The Hint family has been implicated in tumor suppression. Int2, a member of the superfamily of histidine triad proteins, has been localized exclusively in mitochondria, near the contact sites of the inner membrane. This enzyme is highly expressed in the liver, where it has been shown to stimulate mitochondrial lipid metabolism, respiration, and glucose homeostasis. Hint2 modulates cytoplasmic and mitochondrial Ca2+ dynamics by stimulating the activity of the mitochondrial respiratory chain. It appears that the absence of Hint2 leads to a premature opening of the mitochondrial permeability transition pore (mPTP) in mitochondrial suspensions. As such, HINT2 plays a prominent role in mitochondrial cell death signaling (e.g. apoptosis) and in ischemia-reperfusion injury (for instance during heart attacks) through calcium homeostasis.

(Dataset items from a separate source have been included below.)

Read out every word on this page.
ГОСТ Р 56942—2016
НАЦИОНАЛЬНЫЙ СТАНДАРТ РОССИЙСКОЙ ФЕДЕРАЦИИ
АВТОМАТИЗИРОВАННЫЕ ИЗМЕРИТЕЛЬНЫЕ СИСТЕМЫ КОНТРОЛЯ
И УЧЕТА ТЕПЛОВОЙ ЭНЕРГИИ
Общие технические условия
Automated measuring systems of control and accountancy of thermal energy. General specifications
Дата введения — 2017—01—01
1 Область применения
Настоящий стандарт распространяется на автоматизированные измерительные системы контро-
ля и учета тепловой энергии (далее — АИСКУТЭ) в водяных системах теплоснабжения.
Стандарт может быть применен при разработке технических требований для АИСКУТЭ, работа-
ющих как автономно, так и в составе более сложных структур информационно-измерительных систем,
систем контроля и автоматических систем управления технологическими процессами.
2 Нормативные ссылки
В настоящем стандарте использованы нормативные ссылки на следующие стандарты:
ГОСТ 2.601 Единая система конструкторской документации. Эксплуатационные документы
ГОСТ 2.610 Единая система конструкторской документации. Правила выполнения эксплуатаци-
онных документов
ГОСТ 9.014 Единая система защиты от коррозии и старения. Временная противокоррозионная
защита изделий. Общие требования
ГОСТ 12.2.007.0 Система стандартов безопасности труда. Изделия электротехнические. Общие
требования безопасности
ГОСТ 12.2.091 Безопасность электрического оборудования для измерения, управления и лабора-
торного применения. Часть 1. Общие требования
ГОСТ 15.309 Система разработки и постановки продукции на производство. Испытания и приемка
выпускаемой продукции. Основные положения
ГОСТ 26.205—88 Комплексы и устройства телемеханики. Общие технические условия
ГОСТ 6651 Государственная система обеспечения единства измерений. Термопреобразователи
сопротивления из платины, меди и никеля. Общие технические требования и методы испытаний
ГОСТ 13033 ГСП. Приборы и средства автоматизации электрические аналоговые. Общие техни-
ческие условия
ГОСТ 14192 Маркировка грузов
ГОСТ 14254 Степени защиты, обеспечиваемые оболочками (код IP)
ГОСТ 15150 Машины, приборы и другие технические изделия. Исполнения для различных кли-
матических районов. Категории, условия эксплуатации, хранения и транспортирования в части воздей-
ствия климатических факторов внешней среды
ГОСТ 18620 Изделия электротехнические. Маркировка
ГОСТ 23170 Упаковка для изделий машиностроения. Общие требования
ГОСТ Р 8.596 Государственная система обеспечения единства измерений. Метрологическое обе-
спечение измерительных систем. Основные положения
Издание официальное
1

In particular, HINT2 is also observed to be upregulated in breast, pancreatic, and colon cancer cells, while it is downregulated in hepatocellular carcinoma and endometrial cancer. Its exact role in tumor suppression remains unknown, though studies suggest it may promote apoptosis in hepatocellular carcinoma and endometrial cancer. In double knockout Hint2 mice, higher acylation and morphological alterations were observed in the mitochondria, suggesting that Hint2 may regulate glucose and lipid metabolism.

== Interactions ==

Currently, HINT2 has no known protein-protein interaction partners.